Meet the Sims: Jacqueline Lopez and Michelle Osso

Q&A with a dynamic duo of S.H.A.R.E.® nurse educators
Meet the Sims: Jacqueline Lopez and Michelle Osso
Photo: Corinne Gonzalez/School of Nursing and Health Studies

So strong is the team spirit between Jacqueline “Jackie” Lopez, BSN, RN, CHSE, and Michelle Osso, MSN, RN, CGRN that they asked to be interviewed for this profile together. In fact, they say part of what makes their work as simulation educators at the Simulation Hospital Advancing Research and Education (S.H.A.R.E.®) so special is the way they and the rest of their colleagues collaborate daily on the complex activities required to successfully run a wide range of health care scenarios for students from the University of Miami School of Nursing and Health Studies.

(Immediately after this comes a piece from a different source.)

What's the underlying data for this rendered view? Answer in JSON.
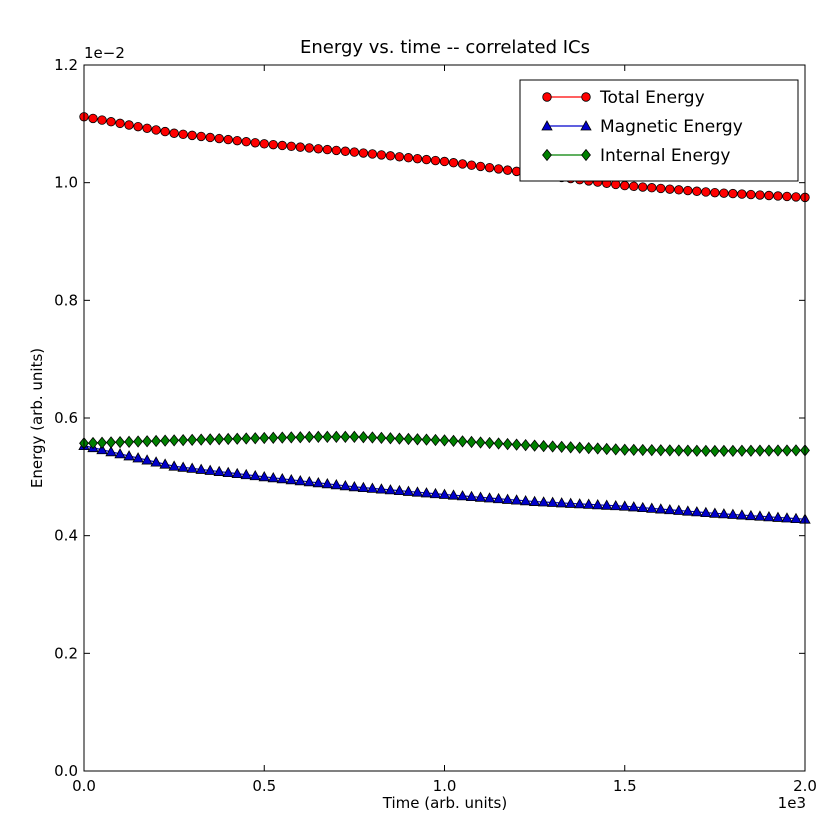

It takes extensive effort, skill, and coordination to create learning experiences that come as close to real life as possible on several levels. When running simulations, one simulation educator is inside the control room with technicians, overseeing the logistics of the simulation, while another is in the scenario room with students, observing student interactions and ensuring that everything feels and looks accurate.

With S.H.A.R.E. simulation experts like these two coming from diverse specialties and backgrounds, students gain a rich, comprehensive education and benefit from the perspectives of successful nurses at the top of their fields. The chance to spark knowledge in future nurses is what inspires Jackie, Michelle, and the rest of the S.H.A.R.E. team, to keep teaching. “We are proud to know we are sending confident, intelligent, resourceful nurses into the community,” they say.

Whenever possible, they also share their work with the wider nursing community. Jackie and Michelle were among the authors of “Pandemic Crisis: Simulation Contingency Plans,” an account of the S.H.A.R.E. team’s quick actions to benefit students at the start of the COVID-19 pandemic, published in 2021 in Teaching and learning in nursing: Official journal of the National Organization for Associate Degree Nursing.

 

Q: How did you come to S.H.A.R.E.?

Jackie Lopez: I started as a per diem clinical instructor at SONHS in 2012, after working as an Emergency Department nurse in a local hospital. After seeing the impact simulation had on nursing students’ education here, I decided to fully transition my career into this field. I have been a full-time simulation educator here since April 2014—I started three years before the grand opening of our five-story, 41,000-square foot S.H.A.R.E. facility.

Michelle Osso: I started in orthopedic medical-surgical nursing at a Miami hospital before becoming a nurse educator in that hospital’s endoscopy department. Then one day, in my daughter’s dance class, I met another dance mother, Gloria Trujillo, who also was a nurse. She mentioned an opening for a simulation nurse educator at the University of Miami. I already had my master’s degree in nursing education, and I was very intrigued by the use of simulation at SONHS, so I applied. I was hired full-time in October 2016, and I’ve never looked back!

 

Can you talk about your experiences teaching with simulation in the curriculum versus without.

MO: I had never taught using high-fidelity simulations before I came here. Incorporating simulation in the curriculum contributes to improving patient safety and the confidence of nursing students as well. Once these students get to a clinical setting, they’ve already seen the environment and practiced the skills needed. They enter the hospital having more confidence in their knowledge.

JL: I would say students definitely learn better with simulation than without it. At S.H.A.R.E., we assure all students that this is a safe environment and that mistakes are part of learning. We also stay current with best practices and evidence-based recommendations from the Society for Simulation in Healthcare. They offer a Certified Healthcare Simulation Educator® (CHSE) credential, which I have.

 

Can you say more about patient safety and simulation education?

JL: We have a lot of students coming in right now for the start of the semester. They’re learning how to put on their gowns and their PPE (personal protective equipment), and take vital signs. Then in three weeks, they’ll go to the clinical settings. With the simulation, as they practice basic skills over and over, they gain a fundamental understanding of the work they’re doing. S.H.A.R.E. is the best place for them to safely close their knowledge gap.

 

Can you share an example of a time when you’ve seen simulation’s power to bridge that knowledge gap for students?

MO: Definitely. We had a group of students running a simulation on how to perform CPR and manage a code. The very next day, they came back from clinicals and said, “Thank goodness we reviewed that!” A patient had coded, and because they practiced protocol in simulation, they knew exactly what to do and ran into action. That was proof right there that simulation works.